Birds of a Feather, And All That

Steven Davidoff Solomon makes a run at corporate boards in his piece on Darden Restaurants, today. He closes the piece with:
Absent a last-minute, face-saving compromise, the likelihood of a full-scale ouster raises the glaring question: Why would the board pointlessly and perhaps foolishly invite its own demise?

To recap, for those not wanting to read the piece: a couple of tutes decided to buy up stock as activist shareholders. These are Starboard Value and Barington Capital Group. Both are hedge funds. They determined that Darden Restaurants, and the management thereof, was being mismanaged. The CEO and board disagreed. Much mayhem has ensued.

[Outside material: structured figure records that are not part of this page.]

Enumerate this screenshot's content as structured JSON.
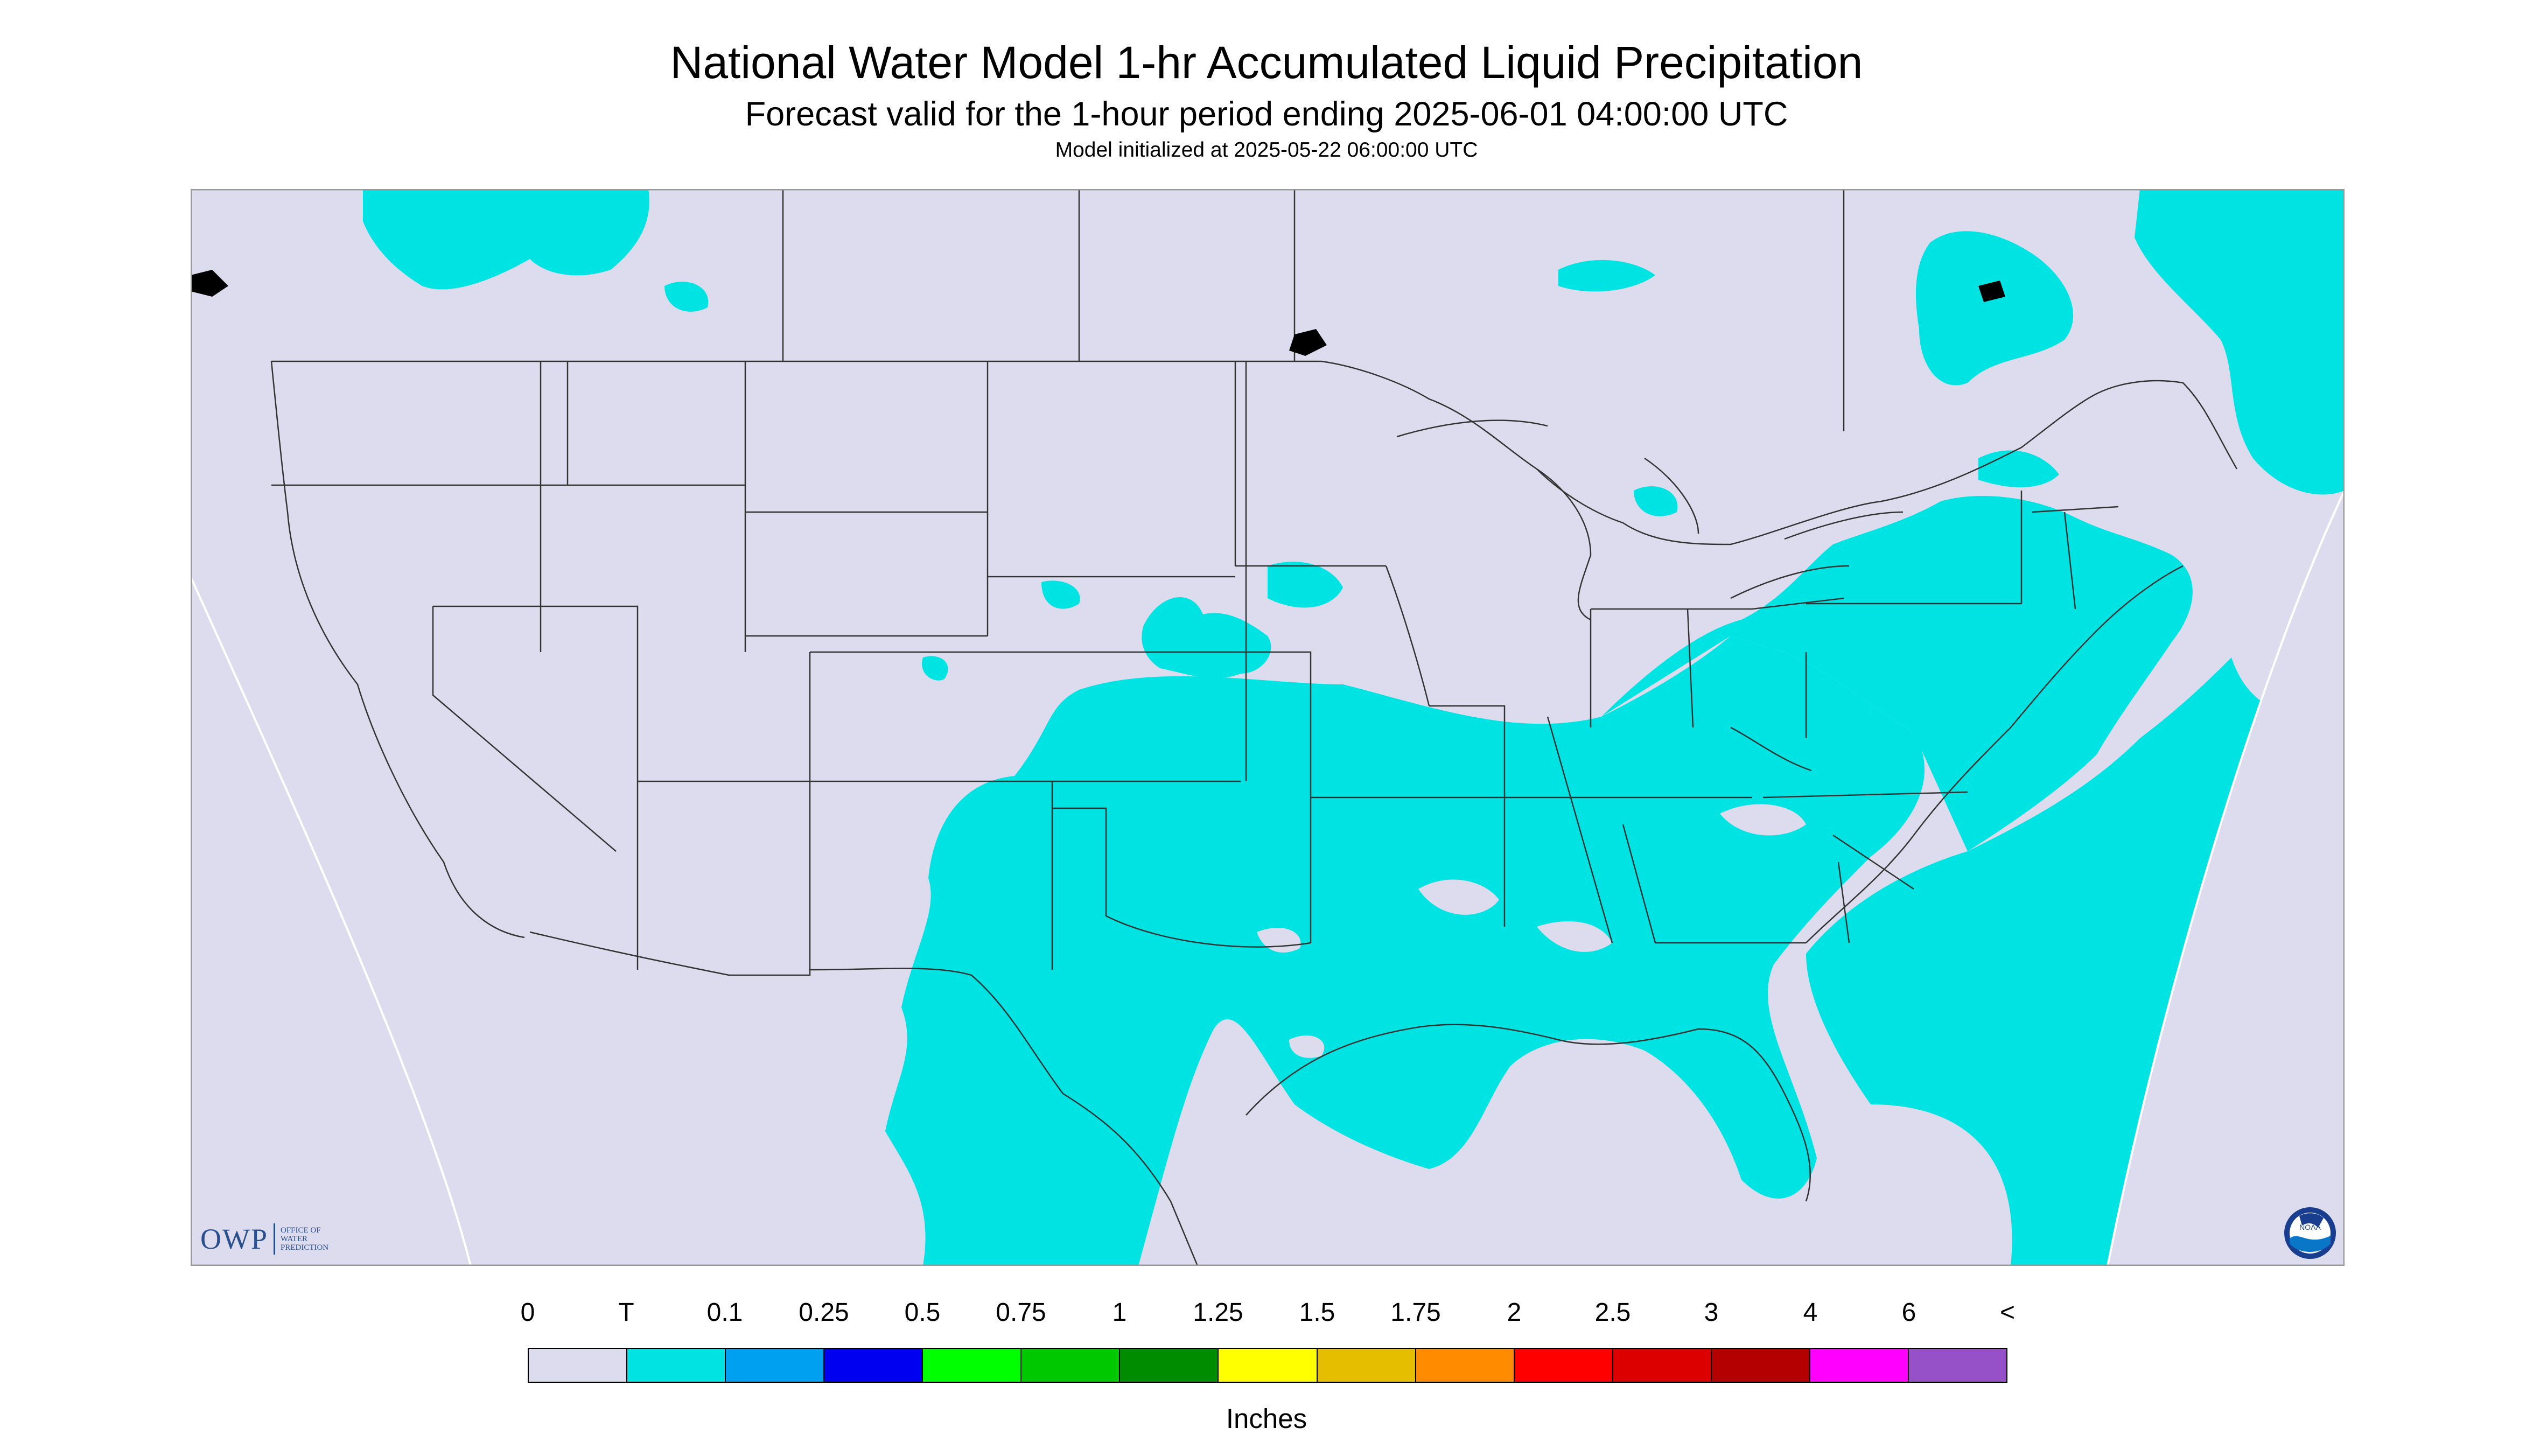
{
  "header": {
    "title": "National Water Model 1-hr Accumulated Liquid Precipitation",
    "subtitle": "Forecast valid for the 1-hour period ending 2025-06-01 04:00:00 UTC",
    "init": "Model initialized at 2025-05-22 06:00:00 UTC"
  },
  "colors": {
    "no_data_background": "#dcdcee",
    "trace": "#00e3e3",
    "land_outline": "#222222",
    "border": "#555555"
  },
  "logos": {
    "owp_main": "OWP",
    "owp_sub": [
      "OFFICE OF",
      "WATER",
      "PREDICTION"
    ],
    "noaa": "NOAA"
  },
  "legend": {
    "labels": [
      "0",
      "T",
      "0.1",
      "0.25",
      "0.5",
      "0.75",
      "1",
      "1.25",
      "1.5",
      "1.75",
      "2",
      "2.5",
      "3",
      "4",
      "6",
      "<"
    ],
    "colors": [
      "#dcdcee",
      "#00e3e3",
      "#00a0f0",
      "#0000f0",
      "#00ff00",
      "#00c800",
      "#008c00",
      "#ffff00",
      "#e6be00",
      "#ff8c00",
      "#ff0000",
      "#dc0000",
      "#b40000",
      "#ff00ff",
      "#9650c8"
    ],
    "units": "Inches"
  }
}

As Adam Smith (the real one, and I suspect the fake one, too) is so famous for: each economic actor behaves with enlightened self interest, which gave rise to the term homo economicus. Of course, Smith was opposed, on the whole, to capitalists generally and concentration specifically. What is this self interest for a corporate board member? Well, evidently it is to be best buds with other CxOs. In the case of Darden, as of today, eleven of twelve directors are current or former CxO/director of some corporation. If you want to expand your scope of earnings as a director, it helps if you don't look behind the curtain of whatever boards you currently have. Be nice to your CEOs and fellow board members, and you'll find far more opportunities to be a board member. I think that's what's called a sinecure. One hand washes the other. Birds of a feather flock together.

This is not to say that hedgies have the best interest of Main Street or Ma and Pa Kettle foremost in mind, of course.

For the quant types, this all raises the core question: if macro effects are just the sum of all those micro effects, isn't the whole shebang the result of such (low grade) corruption, rather than some human-centric version of thermodynamics? It ain't what ya know, it's who ya know; ya know? Or, as one who's been there puts it:
Directors were not appointed to compensation committees on the basis of distinctive skills or interests. Rather, they tended to be directors who could be relied on by management to be both sympathetic to management's compensation requests, and non-confrontational.

To get on the compensation committee, of course, one need be on the board. Be nice to your CEOs, and they'll be nice to you when it's your moolah to be decided. Stingy comp committee members won't be around long, ya think? Ring around the Rosie.

So, to answer Solomon's question (that does have a nice ring to it, doesn't it?): what's one board when you've got a whole life of other boards to run, ahead of you? Hedgies, after all, are not viewed as white knights anywhere.